Aimée Cippe : Des étoiles plein les yeux

Je suis la preuve qu’un Guyanais peut accéder à un poste à responsabilités”

Enfant, qui n’a jamais rêvé d’envoyer une fusée dans l’espace ? Aimée Cippe, elle, a réalisé ce rêve. Depuis septembre dernier, elle est directrice des opérations de lancement sur la base spatiale de Kourou. Une première pour une femme, guyanaise de surcroît.

 Un très beau métier“, “le fruit du travail“, “un accomplissement personnel“… C’est avec beaucoup d’humilité et de simplicité qu’Aimée Cippe parle de son métier. Comme si finalement, il n’y avait rien d’extraordinaire à envoyer des fusées dans l’espace. Comme si sa fonction de directrice des opérations (DDO) de lancement venait simplement couronner un parcours sans faute commencé il y a une douzaine d’années au Centre Spatial Guyanais (CSG).

Née à Cayenne il y a trente-huit ans, Aimée Cippe part en métropole une fois son baccalauréat en poche pour entamer des études supérieures de chimie, des études qui seront sanctionnées d’un diplôme de niveau Bac+5 à la faculté des Sciences et Techniques de Limoges. “Quand je suis rentrée en Guyane, cela faisait deux ans que je n’étais pas revenue, j’ai décidé de me porter candidate pour un poste d’ingénieur environnement au CNES“, se souvient-elle. A la suite de différents entretiens, son aventure sur la base spatiale de Kourou peut donc commencer, le 1er mars 2000.

Après une mission de trois ans en temps que chef de projet Management/Environnement dans le cadre de la mise en place de la norme ISO 14001 au CNES/CSG, elle devient responsable du laboratoire Physique/Chimie, où sa capacité à coordonner des équipes et à assumer de grandes responsabilités ne passent pas inaperçues. “Au bout de cinq ans de présence au CNES, on m’a donc sollicitée pour devenir directrice des opérations de lancement. Après avoir passé de nombreux tests de sélection, j’ai suivi une formation qui pour moi fut de sept mois mais dont la durée dépend du parcours professionnel et des connaissances du DDO, avant de diriger une première campagne de lancement pour le vol 204 d’Ariane, le 21 septembre 2011“.

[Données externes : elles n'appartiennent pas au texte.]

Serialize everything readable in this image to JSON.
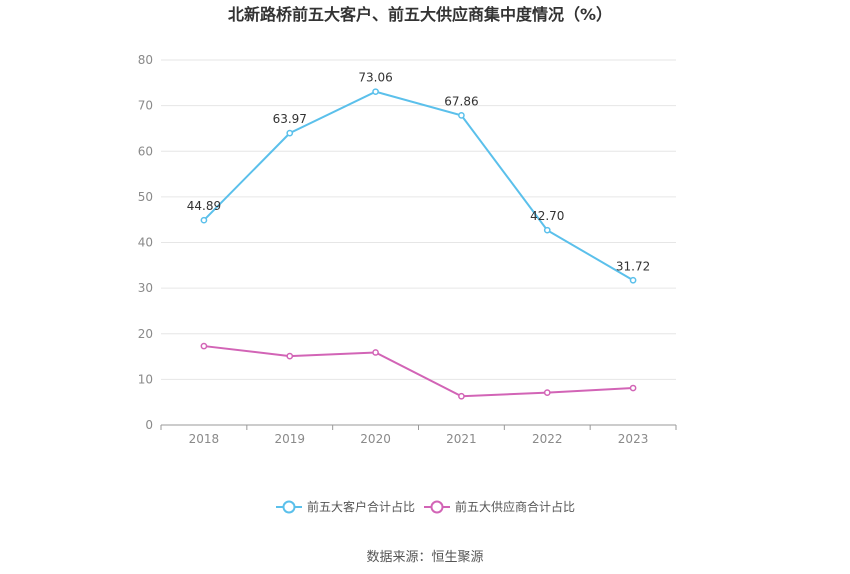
{
  "chart_data": {
    "type": "line",
    "title": "北新路桥前五大客户、前五大供应商集中度情况（%）",
    "categories": [
      "2018",
      "2019",
      "2020",
      "2021",
      "2022",
      "2023"
    ],
    "ylim": [
      0,
      80
    ],
    "yticks": [
      "0",
      "10",
      "20",
      "30",
      "40",
      "50",
      "60",
      "70",
      "80"
    ],
    "grid": true,
    "legend_position": "bottom",
    "series": [
      {
        "name": "前五大客户合计占比",
        "color": "#5bc0eb",
        "values": [
          44.89,
          63.97,
          73.06,
          67.86,
          42.7,
          31.72
        ],
        "labels": [
          "44.89",
          "63.97",
          "73.06",
          "67.86",
          "42.70",
          "31.72"
        ]
      },
      {
        "name": "前五大供应商合计占比",
        "color": "#d264b6",
        "values": [
          17.3,
          15.1,
          15.9,
          6.3,
          7.1,
          8.1
        ],
        "labels": []
      }
    ]
  },
  "source": "数据来源：恒生聚源"
}
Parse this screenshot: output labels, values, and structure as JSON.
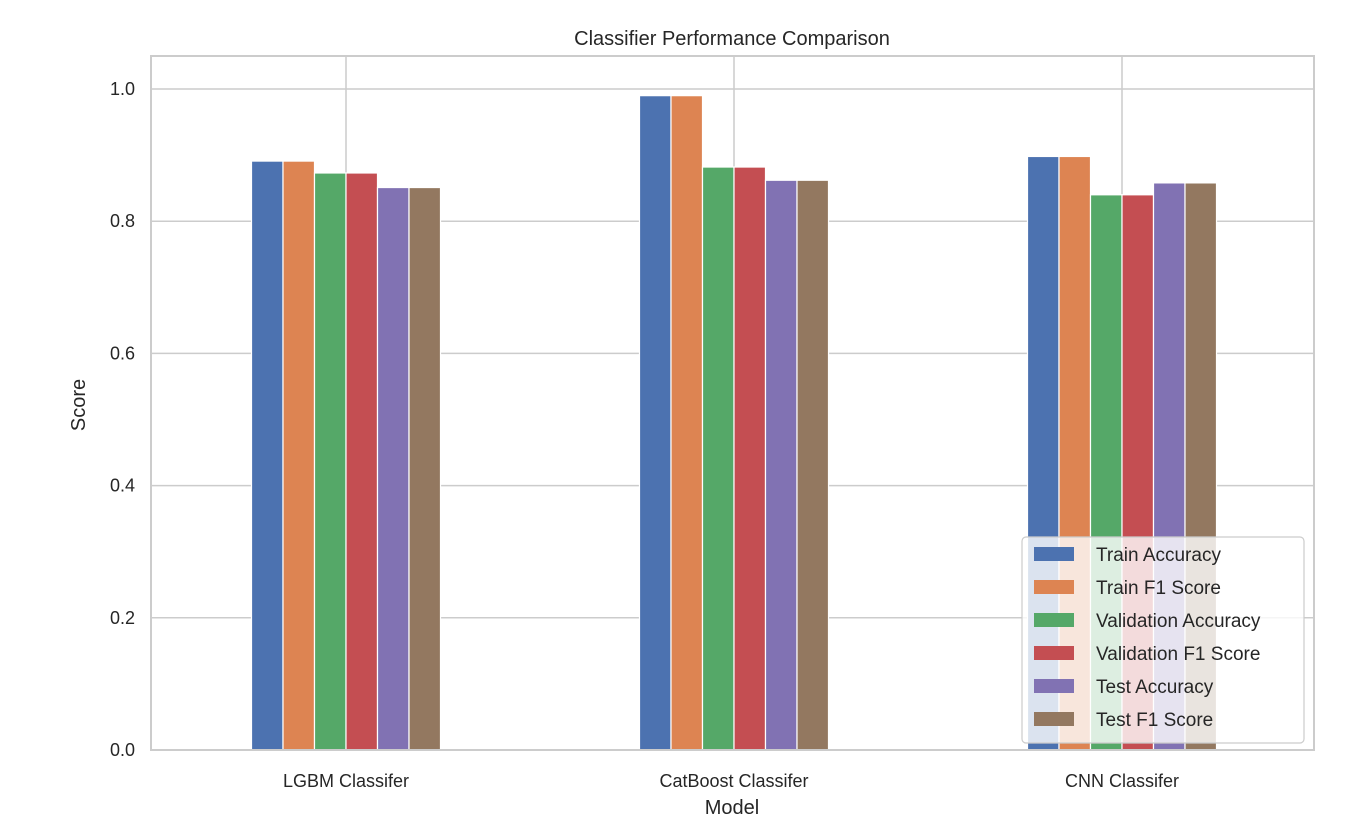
{
  "chart_data": {
    "type": "bar",
    "title": "Classifier Performance Comparison",
    "xlabel": "Model",
    "ylabel": "Score",
    "ylim": [
      0,
      1.05
    ],
    "yticks": [
      0.0,
      0.2,
      0.4,
      0.6,
      0.8,
      1.0
    ],
    "ytick_labels": [
      "0.0",
      "0.2",
      "0.4",
      "0.6",
      "0.8",
      "1.0"
    ],
    "categories": [
      "LGBM Classifer",
      "CatBoost Classifer",
      "CNN Classifer"
    ],
    "series": [
      {
        "name": "Train Accuracy",
        "color": "#4c72b0",
        "values": [
          0.891,
          0.99,
          0.898
        ]
      },
      {
        "name": "Train F1 Score",
        "color": "#dd8452",
        "values": [
          0.891,
          0.99,
          0.898
        ]
      },
      {
        "name": "Validation Accuracy",
        "color": "#55a868",
        "values": [
          0.873,
          0.882,
          0.84
        ]
      },
      {
        "name": "Validation F1 Score",
        "color": "#c44e52",
        "values": [
          0.873,
          0.882,
          0.84
        ]
      },
      {
        "name": "Test Accuracy",
        "color": "#8172b3",
        "values": [
          0.851,
          0.862,
          0.858
        ]
      },
      {
        "name": "Test F1 Score",
        "color": "#937860",
        "values": [
          0.851,
          0.862,
          0.858
        ]
      }
    ],
    "grid": true,
    "legend_position": "lower-right"
  }
}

Quand on évoque la direction des opérations de lancement, tout le monde a en tête le fameux “three… two… one… ignition” immortalisé par le cinéma américain. Pourtant, une campagne de lancement dure environ deux mois et consiste autant en la préparation de l’arrivée des satellites qu’en la coordination entre Arianespace, les clients “satellite” et les équipes opérationnelles du CNES… Le moment du lancement proprement dit n’est donc qu’une partie infime de sa mission. “Le DDO conduit la revue de préparation de la base afin de garantir que l’ensemble des moyens techniques soient prêts et conformes pour l’arrivée des satellites, précise Aimée Cippe. Dans un second temps, le DDO doit aussi assurer la coordination des équipes afin de garantir la bonne trajectoire du lanceur pour la sécurité des personnes, des biens et de l’environnement ainsi que sa mission“.

Vient ensuite le fameux moment, celui du décompte final. “A ce moment là, je suis très concentrée, le regard rivé sur le mur d’images opérationnelles et sur le lanceur en zone de lancement. La chronologie finale est très précise et pour les dix dernières minutes, la concentration de tous est à son maximum… La pression est énorme jusqu’à la mise en poste des satellites. C’est uniquement à ce moment là que l’on réalise que le lanceur a accompli sa mission“, explique-t-elle non sans dissimuler la passion qui l’habite à chaque instant.

Quant au fait d’être la première Guyanaise à ce poste, Aimée Cippe espère simplement susciter des vocations, et inciter les jeunes Guyanais à aller au bout de leurs rêves, en osant saisir les opportunités quand elles se présentent. « Je suis la preuve qu’un Guyanais peut accéder à un poste à responsabilités. Parce que le travail n’a pas d’odeur, pas d’origine et pas de couleur… quelque soit le chemin choisi. » Surtout si ce chemin est pavé d’étoiles.